Forum Discussion
Help counting duplicate values/words
Amber,
Back to this. I don't know if you are familiar with Power Query / Get & Transform in Excel, but with it the task could be solved quite easy. As the basis we may take published by Chris Webb solution Finding Shakespeare’s Favourite Words With Data Explorer (Power Query) which is very good explained and could be applied in your case practically without changes.
It is in the attached file. Simply copy/paste your text strings into the table Answers, in Ribbon->Data->Refresh All and the list of multiply words is in the next sheet.
Code of the query whic performs the task is below, it's practicaly self-explained, more details in the above blog. If you know Power Query at least a bit you may easy modify it if necessary, for example add more words to exclude from the calculation (in general could be taken from another table in Excel, but takes time to implement).
/*
That is literally Chris Webb's solution
"Finding Shakespeare’s Favourite Words With Data Explorer (Power Query)"
published on March 15, 2013 at
https://blog.crossjoin.co.uk/2013/03/15/finding-shakespeares-favourite-words-with-data-explorer/
*/
let
Source = Excel.CurrentWorkbook(){[Name="Table1"]}[Content],
OurList = Table.ToList(Source),
RemoveLineBreaks = Lines.ToText(OurList, " "),
RemovePunctuation = Text.Remove(RemoveLineBreaks,
{
"," ,"." ,"?" ,";" ,":" ,";" ,"'",
"@" ,"#" ,"~" ,"{" ,"[" ,"}" ,"]" ,"(" ,")", "*"
}
),
Lowercase = Text.Lower(RemovePunctuation),
TurnIntoTable = Table.FromValue(Lowercase),
SplitIntoWords = Table.TransformColumns(TurnIntoTable, {"Value", Splitter.SplitTextByWhitespace()}),
ListOfWords = SplitIntoWords{0}[Value],
TableFromList = Table.FromList(ListOfWords, Splitter.SplitByNothing(), null, null, ExtraValues.Error),
RenameColumnToWord = Table.RenameColumns(TableFromList,{{"Column1", "Word"}}),
RemoveBlanks = Table.SelectRows(RenameColumnToWord, each (
[Word] <> "" and
[Word] <> "1" and
[Word] <> "2" and
[Word] <> "3" and
[Word] <> "4" and
[Word] <> "5" and
[Word] <> "6" and
[Word] <> "7" and
[Word] <> "8" and
[Word] <> "9" and
[Word] <> "0" and
[Word] <> "i" and
[Word] <> "me" and
[Word] <> "and" and
[Word] <> "are" and
[Word] <> "be" and
[Word] <> "the" and
[Word] <> "to" and
[Word] <> "was"
)
),
FindWordCounts = Table.Group(RemoveBlanks, {"Word"}, {{"Count", each Table.RowCount(_), type number}}),
SortedRows = Table.Sort(FindWordCounts,{{"Count", Order.Descending}}),
RemoveSingleWords = Table.SelectRows(SortedRows, each [Count] > 1)
in
RemoveSingleWords
- Amber McCurtisJun 10, 2017Copper ContributorThank you! This is really over my head. Maybe I can put the text in Microsoft word and accomplish the same thing?

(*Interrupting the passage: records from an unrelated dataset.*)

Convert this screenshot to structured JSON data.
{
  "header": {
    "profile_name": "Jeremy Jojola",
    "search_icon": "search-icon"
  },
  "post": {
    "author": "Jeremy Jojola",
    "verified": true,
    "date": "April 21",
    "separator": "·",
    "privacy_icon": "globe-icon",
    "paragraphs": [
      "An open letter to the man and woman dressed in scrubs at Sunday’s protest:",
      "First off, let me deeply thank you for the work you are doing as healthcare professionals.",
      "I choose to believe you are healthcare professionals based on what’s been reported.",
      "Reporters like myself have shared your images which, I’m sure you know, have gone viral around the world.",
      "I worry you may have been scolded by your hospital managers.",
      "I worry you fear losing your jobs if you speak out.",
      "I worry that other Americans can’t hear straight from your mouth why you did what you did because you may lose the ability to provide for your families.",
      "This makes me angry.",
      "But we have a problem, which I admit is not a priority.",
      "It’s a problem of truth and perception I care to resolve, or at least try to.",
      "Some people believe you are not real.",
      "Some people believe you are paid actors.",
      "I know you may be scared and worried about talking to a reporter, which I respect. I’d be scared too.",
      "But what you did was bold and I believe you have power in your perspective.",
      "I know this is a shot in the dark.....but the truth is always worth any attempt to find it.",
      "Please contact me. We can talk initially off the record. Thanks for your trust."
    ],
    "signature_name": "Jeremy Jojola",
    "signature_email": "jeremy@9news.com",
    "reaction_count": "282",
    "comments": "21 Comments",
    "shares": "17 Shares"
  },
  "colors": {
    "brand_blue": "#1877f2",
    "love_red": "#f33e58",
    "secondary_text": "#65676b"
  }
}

- SergeiBaklanJun 10, 2017Diamond Contributor
Amber, you may use Microsoft Word, whatever, if you are only able to save your text as .txt file. Since you don't need formatting for frequency analysis that shall not be an issue. With Word that's simple, you always may do Save As into txt.
From Power Query solution point of view that's easy, just couple more lines in the script. I'll update in a while.
- SergeiBaklanJun 10, 2017Diamond Contributor
Hi Amber,
Perhaps in your case is better to use available frequency analysis tools, for example this free one http://countwordsfree.com/. You just paste your text into the web from and receive back a lot of statistic, includes frequency analysis.
However, I updated the Excel solution as well, see attached file. To use it you shall put full path to your txt file in B2, minimum length of words to count in next down cell and into the right table words which you would like to exclude from statistics. Don't forget to Refresh All after any change:
I won't explain the script here, it was slightly modified compare to previous post.